Short communication: Improving the accuracy of genomic prediction of body conformation traits in Chinese Holsteins using markers derived from high-density marker panels

This study investigated the efficiency of genomic prediction with adding the markers identified by genome-wide association study (GWAS) using a data set of imputed high-density (HD) markers from 54K markers in Chinese Holsteins. Among 3,056 Chinese Holsteins with imputed HD data, 2,401 individuals born before October 1, 2009, were used for GWAS and a reference population for genomic prediction, and the 220 younger cows were used as a validation population. In total, 1,403, 1,536, and 1,383 significant single nucleotide polymorphisms (SNP; false discovery rate at 0.05) associated with conformation final score, mammary system, and feet and legs were identified, respectively.
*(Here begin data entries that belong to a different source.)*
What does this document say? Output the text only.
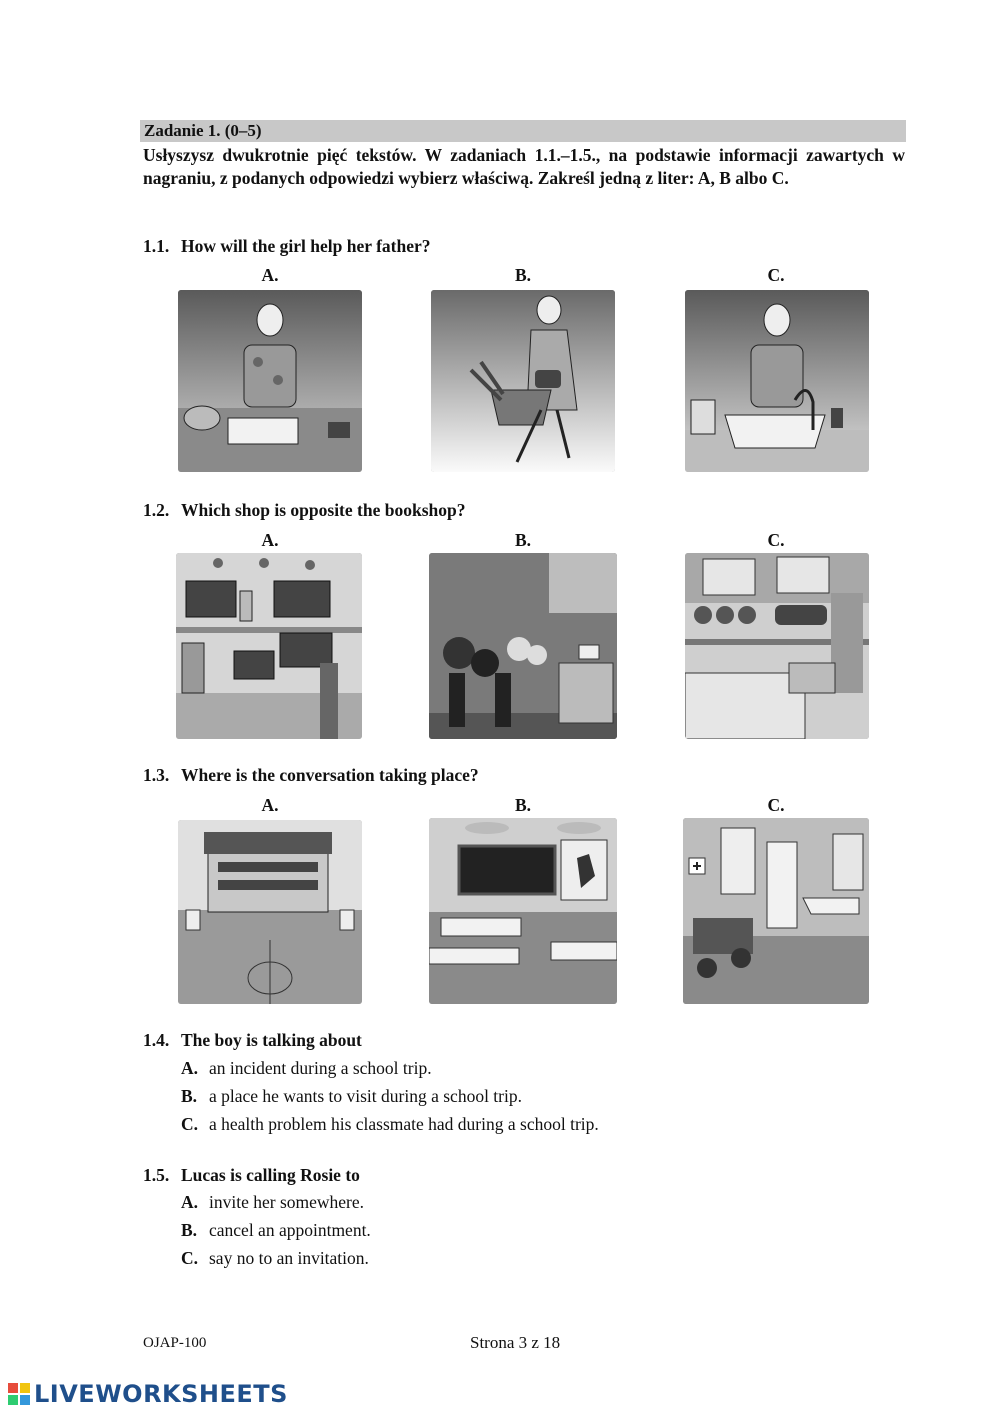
Zadanie 1. (0–5)
Usłyszysz dwukrotnie pięć tekstów. W zadaniach 1.1.–1.5., na podstawie informacji zawartych w nagraniu, z podanych odpowiedzi wybierz właściwą. Zakreśl jedną z liter: A, B albo C.
1.1. How will the girl help her father?
A.	B.	C.
1.2. Which shop is opposite the bookshop?
A.	B.	C.
1.3. Where is the conversation taking place?
A.	B.	C.
1.4. The boy is talking about
A. an incident during a school trip.
B. a place he wants to visit during a school trip.
C. a health problem his classmate had during a school trip.
1.5. Lucas is calling Rosie to
A. invite her somewhere.
B. cancel an appointment.
C. say no to an invitation.
OJAP-100	Strona 3 z 18
LIVEWORKSHEETS
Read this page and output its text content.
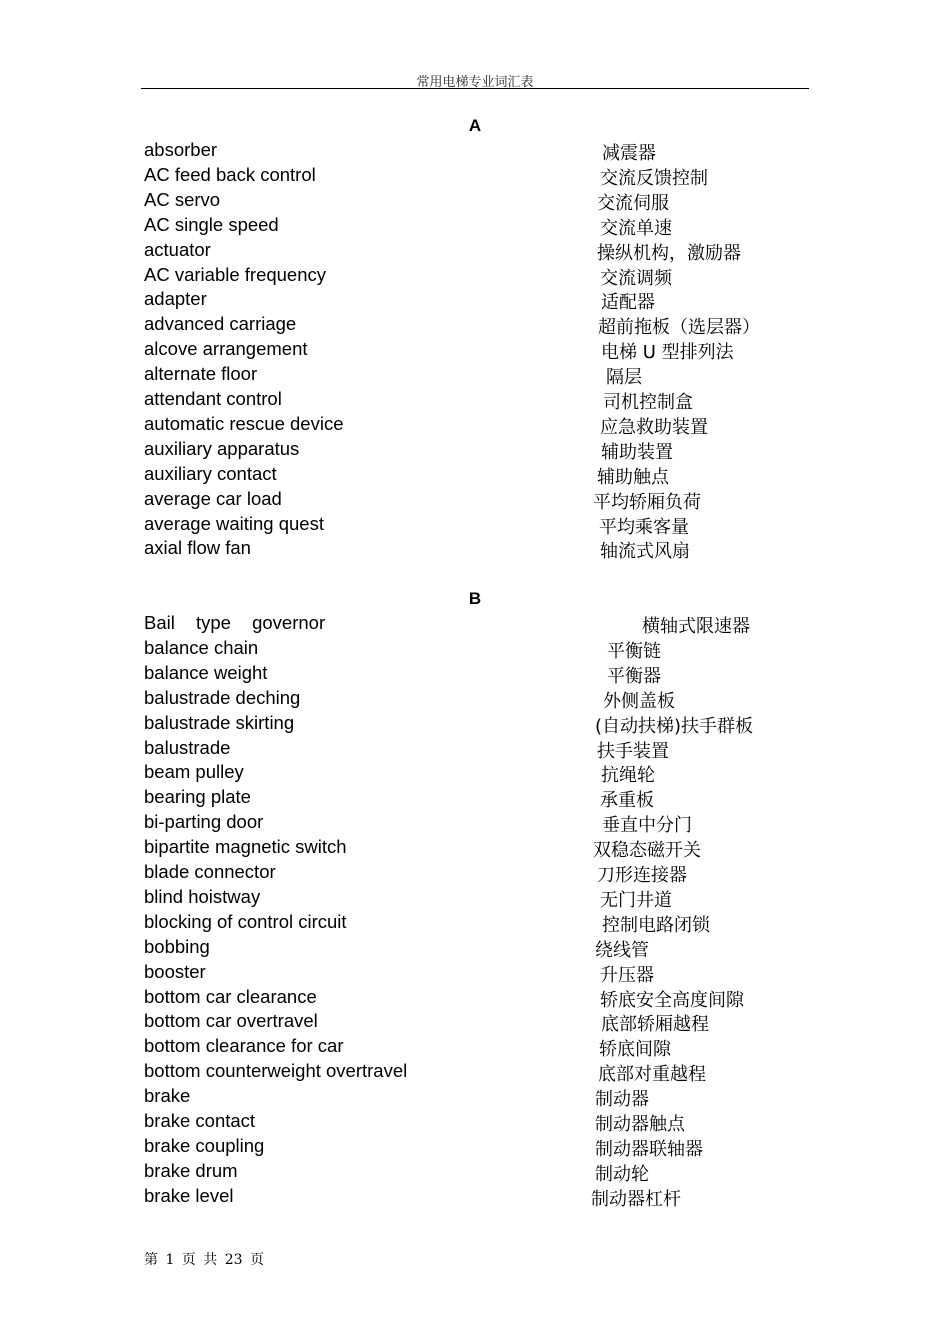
常用电梯专业词汇表
A
absorber	减震器
AC feed back control	交流反馈控制
AC servo	交流伺服
AC single speed	交流单速
actuator	操纵机构，激励器
AC variable frequency	交流调频
adapter	适配器
advanced carriage	超前拖板（选层器）
alcove arrangement	电梯 U 型排列法
alternate floor	隔层
attendant control	司机控制盒
automatic rescue device	应急救助装置
auxiliary apparatus	辅助装置
auxiliary contact	辅助触点
average car load	平均轿厢负荷
average waiting quest	平均乘客量
axial flow fan	轴流式风扇
B
Bail type governor	横轴式限速器
balance chain	平衡链
balance weight	平衡器
balustrade deching	外侧盖板
balustrade skirting	(自动扶梯)扶手群板
balustrade	扶手装置
beam pulley	抗绳轮
bearing plate	承重板
bi-parting door	垂直中分门
bipartite magnetic switch	双稳态磁开关
blade connector	刀形连接器
blind hoistway	无门井道
blocking of control circuit	控制电路闭锁
bobbing	绕线管
booster	升压器
bottom car clearance	轿底安全高度间隙
bottom car overtravel	底部轿厢越程
bottom clearance for car	轿底间隙
bottom counterweight overtravel	底部对重越程
brake	制动器
brake contact	制动器触点
brake coupling	制动器联轴器
brake drum	制动轮
brake level	制动器杠杆
第 1 页 共 23 页
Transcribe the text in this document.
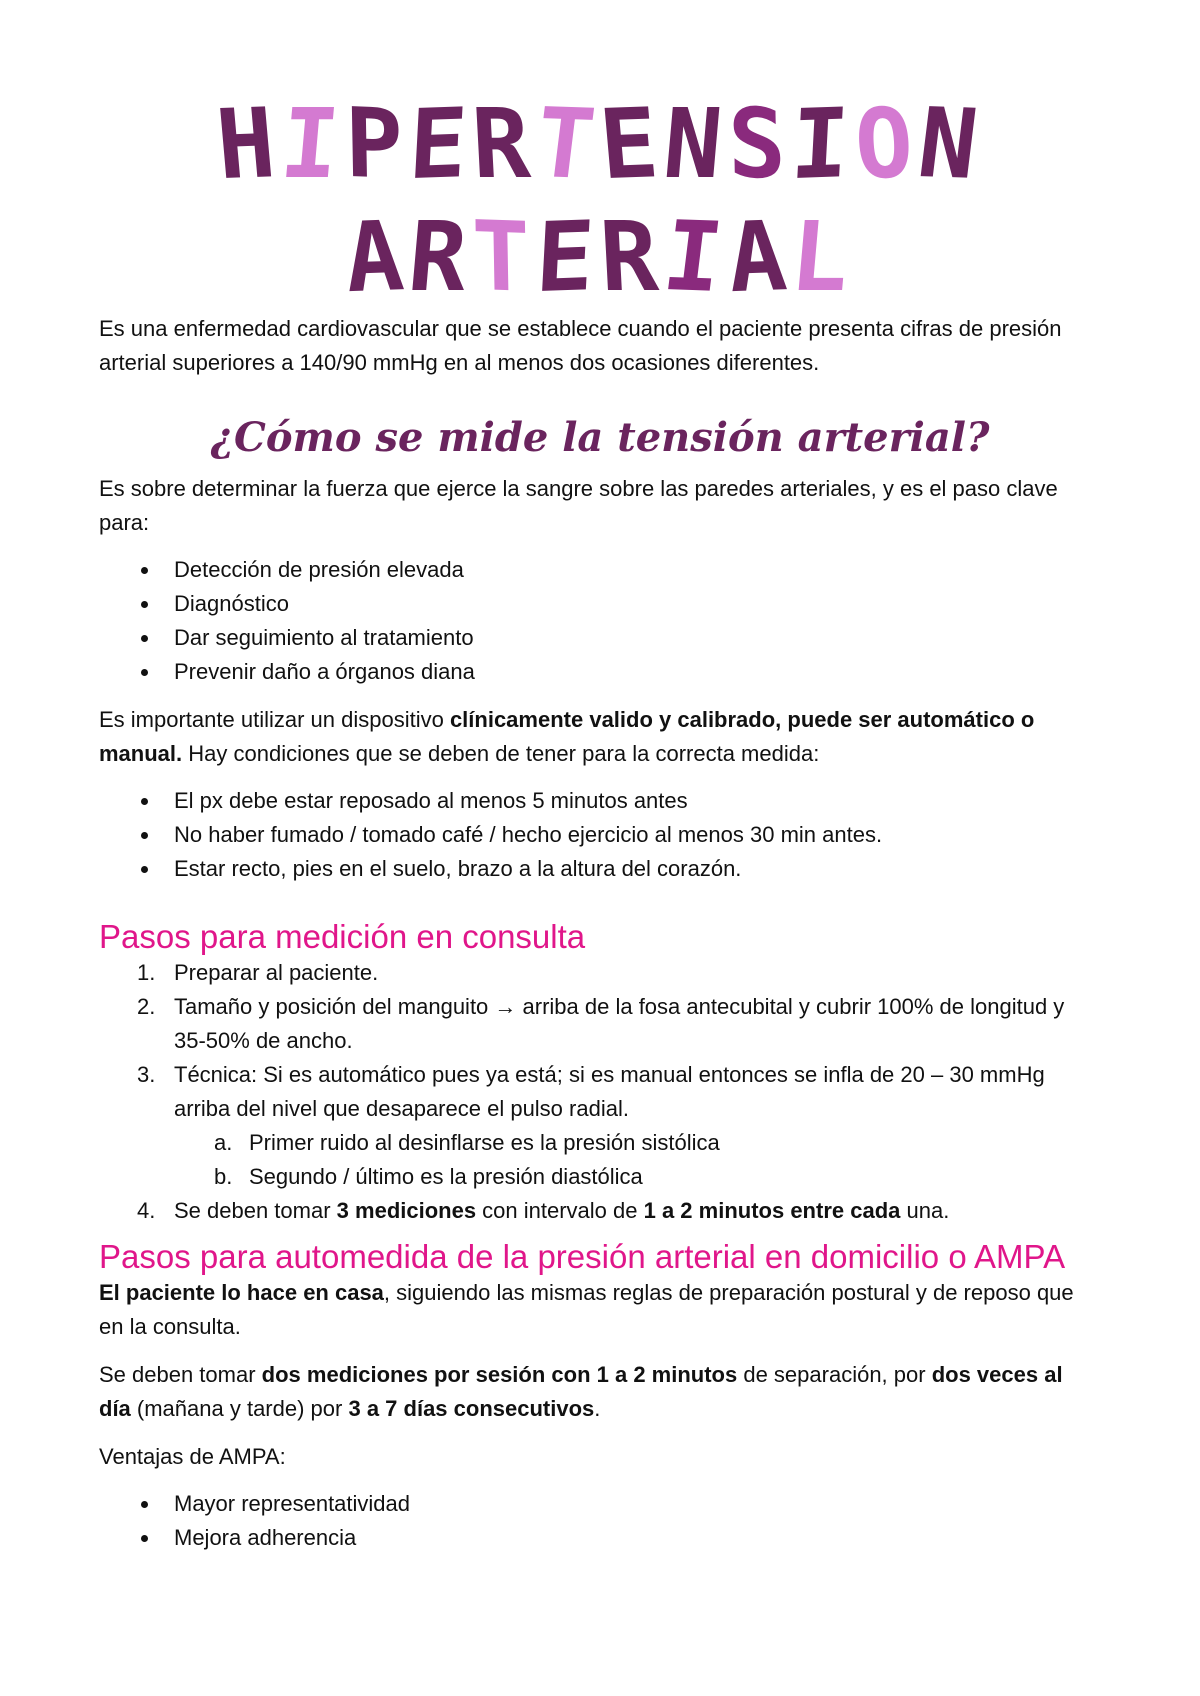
HIPERTENSION
ARTERIAL

Es una enfermedad cardiovascular que se establece cuando el paciente presenta cifras de presión arterial superiores a 140/90 mmHg en al menos dos ocasiones diferentes.

¿Cómo se mide la tensión arterial?

Es sobre determinar la fuerza que ejerce la sangre sobre las paredes arteriales, y es el paso clave para:

Detección de presión elevada
Diagnóstico
Dar seguimiento al tratamiento
Prevenir daño a órganos diana

Es importante utilizar un dispositivo clínicamente valido y calibrado, puede ser automático o manual. Hay condiciones que se deben de tener para la correcta medida:

El px debe estar reposado al menos 5 minutos antes
No haber fumado / tomado café / hecho ejercicio al menos 30 min antes.
Estar recto, pies en el suelo, brazo a la altura del corazón.
Pasos para medición en consulta
1. Preparar al paciente.
2. Tamaño y posición del manguito → arriba de la fosa antecubital y cubrir 100% de longitud y 35-50% de ancho.
3. Técnica: Si es automático pues ya está; si es manual entonces se infla de 20 – 30 mmHg arriba del nivel que desaparece el pulso radial.
a. Primer ruido al desinflarse es la presión sistólica
b. Segundo / último es la presión diastólica
4. Se deben tomar 3 mediciones con intervalo de 1 a 2 minutos entre cada una.
Pasos para automedida de la presión arterial en domicilio o AMPA

El paciente lo hace en casa, siguiendo las mismas reglas de preparación postural y de reposo que en la consulta.

Se deben tomar dos mediciones por sesión con 1 a 2 minutos de separación, por dos veces al día (mañana y tarde) por 3 a 7 días consecutivos.

Ventajas de AMPA:

Mayor representatividad
Mejora adherencia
About 2 to 3% genetic variance of 3 traits was explained by these significant SNP. Only a very small proportion of significant SNP identified by GWAS was included in the 54K marker panel. Three new marker sets (54K+) were herein produced by adding significant SNP obtained by linear mixed model for each trait into the 54K marker panel. Genomic breeding values were predicted using a Bayesian variable selection (BVS) model. The accuracies of genomic breeding value by BVS based on the 54K+ data were 2.0 to 5.2% higher than those based on the 54K data. The imputed HD markers yielded 1.4% higher accuracy on average (BVS) than the 54K data. Both the 54K+ and HD data generated lower bias of genomic prediction, and the 54K+ data yielded the lowest bias in all situations. Our results show that the imputed HD data were not very useful for improving the accuracy of genomic prediction and that adding the significant markers derived from the imputed HD marker panel could improve the accuracy of genomic prediction and decrease the bias of genomic prediction.